Окна не открывались, поэтому и выглянуть нельзя. А даже если б и открыли, от ветра стекла и рамы разбились. Значит, из этих окон никто никогда не выпрыгнет. А жаль. Интересно посмотреть, во что превратится человек после падения с такой высоты. Может, в мелкое озерцо соплей?
Но сейчас, на этой высоте, мне почему-то казалось, что я и так умер. Несмотря на стальные тросы, башню сильно качало, воющий звук ветра создавал впечатление какой-то пещеры, только не в земле, а высоко в воздухе. Какой-то летающий вигвам из «Твин Пикса»[48].
Я выпил еще. В голове закружилось. Дэн тоже выпил. Мы сели, чувствуя неподдельную близость пьяниц.
– Слушай… – с какой-то необычайной серьезностью сказал он. – Давай вместе башню построим, а?
– Да уж… ладно, давай, – я закрыл глаза.
«Вас доведет не убийство, не изнасилование или что-то такое. Вас доведет до психушки оборвавшийся утром шнурок…» – как-то так говорил Буковски[49].
Внутри я проигрывал фразу: «В психушке больше всего людей из-за порвавшихся шнурков».
Моим «шнурком» сейчас могла стать паутина на окне. Паутина… неживая, засохшая еще тысячу лет назад. Может быть, когда только монтировали эти двойные окна.
Иначе как она еще могла туда попасть?
От паутины осталось несколько целых «кубиков», все остальное опало, развалилось.
Словно моя жизнь… как эта паутина, слабая, засохшая, запертая навсегда меж двух рам в окне, которое никто никогда не откроет.
Дэн куда-то пропал… видно, хотел произвести впечатление. Что он из таких дерзких-творческих. Захотел ушел – захотел пришел. Когда-то меня раздражали эти его ужимки, теперь просто смешили.
– Там, там, там…
Там, там, куда…
Там, там, где я найду…
Там, там…
Я вздрогнул. Откуда эта музыка или ритм, или что это?.. Обернулся – никого.
Достал сигарету, прикурил, никотин сразу осадил, успокоил, захотелось лечь.
– Там, там мы найдем…
Потому что ищем там, где…
И… там, там…
Я снова обернулся. Никого. Тогда откуда эти уродские звуки, да еще какие странные рифмы?!
– Эээ… Кто здесь?
Никто не ответил. Я докурил сигарету, бросил ее куда-то вверх. Окурок полетел, описав в воздухе длинный алый зигзаг, похожий на хвост ракеты. В детстве я видел такой полет по телевизору. Кто же это был? Гагарин или Тихонов? Да к черту. Мне эти полеты всегда не нравились. Не хватает еще распространить нашу заразу на другие планеты. Заразу в виде человечества.
От этих мыслей захотелось еще выпить. Но Дэн, похоже, унес с собой бутылку. Надеясь компенсировать нехватку выпивки, я снова закурил.
– Там, там, там… не будет больше…
Не будет больше…
Там, там, там… куда мы идем…
– Да что за блядство?! Кто здесь?! Есть здесь кто?! Ааааааа?!
– Эээ… – кто-то приближался из темноты со стороны лифта. Стало страшно. Я увидел очертания вахтера, этого калеки, дяди Вани. Даже постыдился за трусость. Испугался бедного калеки.
У дяди Вани, как называл его Дэн, кажется, не было ноги, или она не действовала, почти не было волос, только в разные стороны торчала неуклюжая служебная черная куртка.
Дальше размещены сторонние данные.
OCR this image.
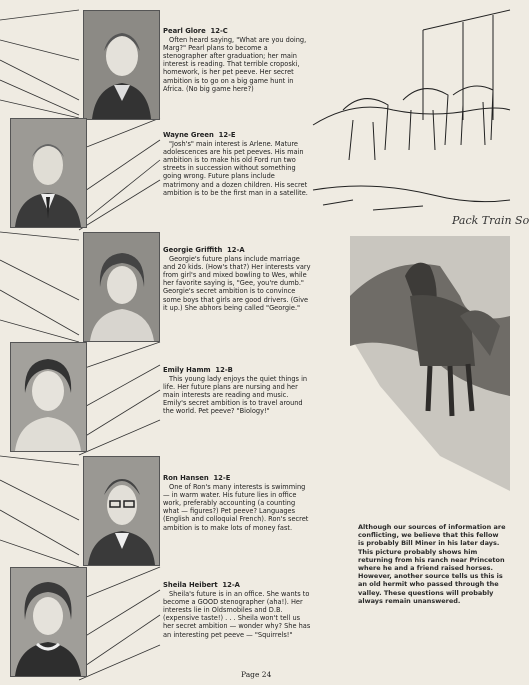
Pearl Glore 12-C

Often heard saying, "What are you doing, Marg?" Pearl plans to become a stenographer after graduation; her main interest is reading. That terrible croposki, homework, is her pet peeve. Her secret ambition is to go on a big game hunt in Africa. (No big game here?)

Wayne Green 12-E

"Josh's" main interest is Arlene. Mature adolescences are his pet peeves. His main ambition is to make his old Ford run two streets in succession without something going wrong. Future plans include matrimony and a dozen children. His secret ambition is to be the first man in a satellite.

Georgie Griffith 12-A

Georgie's future plans include marriage and 20 kids. (How's that?) Her interests vary from girl's and mixed bowling to Wes, while her favorite saying is, "Gee, you're dumb." Georgie's secret ambition is to convince some boys that girls are good drivers. (Give it up.) She abhors being called "Georgie."

Emily Hamm 12-B

This young lady enjoys the quiet things in life. Her future plans are nursing and her main interests are reading and music. Emily's secret ambition is to travel around the world. Pet peeve? "Biology!"

Ron Hansen 12-E

One of Ron's many interests is swimming — in warm water. His future lies in office work, preferably accounting (a counting what — figures?) Pet peeve? Languages (English and colloquial French). Ron's secret ambition is to make lots of money fast.

Sheila Heibert 12-A

Sheila's future is in an office. She wants to become a GOOD stenographer (aha!). Her interests lie in Oldsmobiles and D.B. (expensive taste!) . . . Sheila won't tell us her secret ambition — wonder why? She has an interesting pet peeve — "Squirrels!"

Page 24
Pack Train So
Although our sources of information are conflicting, we believe that this fellow is probably Bill Miner in his later days. This picture probably shows him returning from his ranch near Princeton where he and a friend raised horses. However, another source tells us this is an old hermit who passed through the valley. These questions will probably always remain unanswered.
Когда дядя Ваня шел в темноте, казалось, обожженный огнеметом страус выходит из облака.
– Ты чего, дядь Вань?
– Я-то? Я? Не, не, вы сидите, пожалуйста. Я только это… – виновато показал он на тлеющую сигарету.
– Чего? Курить, что ли, тут нельзя?
– Да не… да не… – замахал руками. – Я это… это… сигаретку бы мне.
– А! – я достал пачку и протянул. – Ты давай, садись, покури со мной.
– Да ладно, ладно… я это, это…
Но было видно, что ему тоже хотелось с кем-то поговорить. Я усмехнулся, похлопав себя по второму карману, куда вроде бы положил зажигалку. Вместо зажигалки нащупал тонкую фляжку.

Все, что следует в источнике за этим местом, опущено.